The successful identification of second locus mutations in negative cases by direct genetic tests emphasizes the importance of their thorough re-phenotyping. The differential diagnosis of mild and moderate forms without extremely enlarged kidneys and respiratory failure can be challenging at diagnosis. Within this cohort, an infant-onset hypertension was highly suggestive of PKHD1-associated ARPKD.

In accordance with the literature, the phenotype of patients with PKHD1 mutations strongly correlated with the causal mutations; no patient survived the perinatal period with biallelic loss-of-function mutations [16, 37, 38]. Interestingly, a patient, compound heterozygous for a second and a last exon truncating mutation, p.Gly4013Alafs*24 (P14), presented with a moderate phenotype: she was diagnosed at the age of 5 months and had a normal GFR at the age of 9 years, indicating that the loss of the C-terminal 62 amino acids of fibrocystin does not cause complete loss of function. The intracellular C-terminal part of fibrocystin consists of 192 amino acids and is known to modulate the mTOR pathway [39]. It also contains the ciliary targeting sequence (p.3876_3893CLVCCWLKRSKSRKTKPE), that remains unaffected in the Gly4013Alafs*24 fibrocystin [40]. Along the same lines as the hypomorphic nature of this C-terminal truncation, mice lacking the last exon (exon 67), which encodes the nuclear localization signal and the polycystin 2 binding domain, develop a normal phenotype [41].

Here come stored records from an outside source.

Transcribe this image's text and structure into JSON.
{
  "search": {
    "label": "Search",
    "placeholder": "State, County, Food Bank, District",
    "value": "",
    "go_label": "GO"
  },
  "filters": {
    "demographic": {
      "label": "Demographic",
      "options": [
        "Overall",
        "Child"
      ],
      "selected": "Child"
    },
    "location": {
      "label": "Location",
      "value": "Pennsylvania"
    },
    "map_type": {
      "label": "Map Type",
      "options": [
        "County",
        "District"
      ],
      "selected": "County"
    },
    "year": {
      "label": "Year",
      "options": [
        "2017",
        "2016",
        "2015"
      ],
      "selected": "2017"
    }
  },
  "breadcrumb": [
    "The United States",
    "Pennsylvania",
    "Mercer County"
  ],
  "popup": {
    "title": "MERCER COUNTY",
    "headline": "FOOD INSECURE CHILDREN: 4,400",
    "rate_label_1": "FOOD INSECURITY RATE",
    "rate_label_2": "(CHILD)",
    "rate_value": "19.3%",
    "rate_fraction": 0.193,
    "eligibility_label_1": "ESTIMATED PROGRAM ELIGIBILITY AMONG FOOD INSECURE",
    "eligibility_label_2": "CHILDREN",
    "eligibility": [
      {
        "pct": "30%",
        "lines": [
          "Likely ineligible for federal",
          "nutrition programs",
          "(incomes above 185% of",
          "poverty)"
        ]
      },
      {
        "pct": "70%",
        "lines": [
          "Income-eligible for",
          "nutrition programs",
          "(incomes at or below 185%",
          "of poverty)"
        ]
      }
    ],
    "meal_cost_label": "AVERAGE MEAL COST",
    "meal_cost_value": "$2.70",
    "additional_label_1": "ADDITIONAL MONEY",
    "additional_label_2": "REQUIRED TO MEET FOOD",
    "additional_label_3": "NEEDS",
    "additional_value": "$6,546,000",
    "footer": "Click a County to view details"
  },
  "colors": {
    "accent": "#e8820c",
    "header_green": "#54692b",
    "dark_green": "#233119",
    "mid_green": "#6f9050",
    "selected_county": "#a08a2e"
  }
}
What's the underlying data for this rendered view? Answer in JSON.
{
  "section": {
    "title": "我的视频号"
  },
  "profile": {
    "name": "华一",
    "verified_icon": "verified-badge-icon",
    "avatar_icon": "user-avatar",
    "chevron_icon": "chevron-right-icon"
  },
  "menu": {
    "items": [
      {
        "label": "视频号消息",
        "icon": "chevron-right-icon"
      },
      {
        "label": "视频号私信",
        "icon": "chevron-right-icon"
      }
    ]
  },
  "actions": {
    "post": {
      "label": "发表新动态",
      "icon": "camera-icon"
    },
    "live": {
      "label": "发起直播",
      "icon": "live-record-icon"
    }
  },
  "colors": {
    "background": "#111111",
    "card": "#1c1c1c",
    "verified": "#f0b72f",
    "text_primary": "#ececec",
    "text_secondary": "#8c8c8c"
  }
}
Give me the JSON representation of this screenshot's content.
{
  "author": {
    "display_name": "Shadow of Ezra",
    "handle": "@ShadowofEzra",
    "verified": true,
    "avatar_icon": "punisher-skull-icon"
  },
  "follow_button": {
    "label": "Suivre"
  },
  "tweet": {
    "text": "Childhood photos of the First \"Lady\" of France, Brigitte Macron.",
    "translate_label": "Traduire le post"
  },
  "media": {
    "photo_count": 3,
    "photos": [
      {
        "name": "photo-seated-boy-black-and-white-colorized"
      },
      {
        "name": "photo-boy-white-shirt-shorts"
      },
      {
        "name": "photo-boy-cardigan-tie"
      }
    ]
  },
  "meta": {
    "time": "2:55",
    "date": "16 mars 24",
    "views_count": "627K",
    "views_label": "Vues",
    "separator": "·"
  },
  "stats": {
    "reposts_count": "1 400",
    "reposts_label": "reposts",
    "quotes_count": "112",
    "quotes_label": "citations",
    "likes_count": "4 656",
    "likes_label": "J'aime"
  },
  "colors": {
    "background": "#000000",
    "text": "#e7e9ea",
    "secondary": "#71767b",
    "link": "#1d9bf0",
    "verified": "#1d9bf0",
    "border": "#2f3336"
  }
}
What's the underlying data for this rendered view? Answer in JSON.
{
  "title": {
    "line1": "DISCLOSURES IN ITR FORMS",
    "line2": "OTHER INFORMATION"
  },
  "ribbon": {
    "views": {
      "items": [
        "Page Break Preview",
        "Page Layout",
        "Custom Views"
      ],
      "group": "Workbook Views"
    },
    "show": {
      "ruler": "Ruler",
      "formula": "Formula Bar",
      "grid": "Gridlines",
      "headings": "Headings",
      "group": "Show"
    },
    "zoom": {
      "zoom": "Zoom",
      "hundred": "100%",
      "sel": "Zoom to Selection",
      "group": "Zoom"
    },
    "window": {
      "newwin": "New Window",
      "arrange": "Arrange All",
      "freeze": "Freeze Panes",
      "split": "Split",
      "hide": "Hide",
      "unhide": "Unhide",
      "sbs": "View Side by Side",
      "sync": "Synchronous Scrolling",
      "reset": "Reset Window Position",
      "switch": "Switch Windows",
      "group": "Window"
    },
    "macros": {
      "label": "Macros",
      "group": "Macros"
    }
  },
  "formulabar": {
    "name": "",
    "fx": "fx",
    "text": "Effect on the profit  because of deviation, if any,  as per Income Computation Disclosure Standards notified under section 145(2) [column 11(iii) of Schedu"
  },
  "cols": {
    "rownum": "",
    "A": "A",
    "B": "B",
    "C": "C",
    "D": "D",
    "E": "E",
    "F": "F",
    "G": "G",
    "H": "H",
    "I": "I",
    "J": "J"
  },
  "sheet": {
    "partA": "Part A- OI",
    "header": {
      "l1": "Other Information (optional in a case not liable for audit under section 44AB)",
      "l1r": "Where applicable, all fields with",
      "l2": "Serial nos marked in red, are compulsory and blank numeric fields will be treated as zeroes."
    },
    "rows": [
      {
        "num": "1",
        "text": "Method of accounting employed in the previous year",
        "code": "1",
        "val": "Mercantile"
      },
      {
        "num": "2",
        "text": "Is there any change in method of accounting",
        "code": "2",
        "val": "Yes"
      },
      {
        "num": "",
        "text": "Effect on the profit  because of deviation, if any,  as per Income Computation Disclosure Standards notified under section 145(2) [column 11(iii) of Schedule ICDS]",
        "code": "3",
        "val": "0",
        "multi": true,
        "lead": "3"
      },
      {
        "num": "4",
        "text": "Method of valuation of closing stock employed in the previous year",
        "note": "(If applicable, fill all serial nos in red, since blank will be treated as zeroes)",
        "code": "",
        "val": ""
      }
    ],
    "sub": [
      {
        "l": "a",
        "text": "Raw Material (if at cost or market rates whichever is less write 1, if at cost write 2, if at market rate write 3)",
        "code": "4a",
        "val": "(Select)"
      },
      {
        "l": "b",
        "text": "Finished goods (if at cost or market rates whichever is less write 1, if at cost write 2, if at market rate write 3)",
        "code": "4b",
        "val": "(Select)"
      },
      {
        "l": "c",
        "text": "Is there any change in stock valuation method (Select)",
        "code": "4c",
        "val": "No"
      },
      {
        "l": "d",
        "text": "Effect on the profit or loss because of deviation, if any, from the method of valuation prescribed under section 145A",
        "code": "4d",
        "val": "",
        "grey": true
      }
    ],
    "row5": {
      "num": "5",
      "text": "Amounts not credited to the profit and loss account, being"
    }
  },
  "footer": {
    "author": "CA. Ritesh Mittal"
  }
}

In conclusion, we found one quarter of the ARPKD cases to be phenocopies, caused by second locus mutations. Our data suggest that perinatal respiratory failure, a kidney length > + 4 SD and early-onset hypertension increase the likelihood of PKHD1-associated ARPKD. The phenotype of cases that are negative on PKHD1 sequencing should first be re-evaluated. We recommend screening for PKHD1 CNVs in patients with a heterozygous point mutation and in families with an unequivocal phenotype.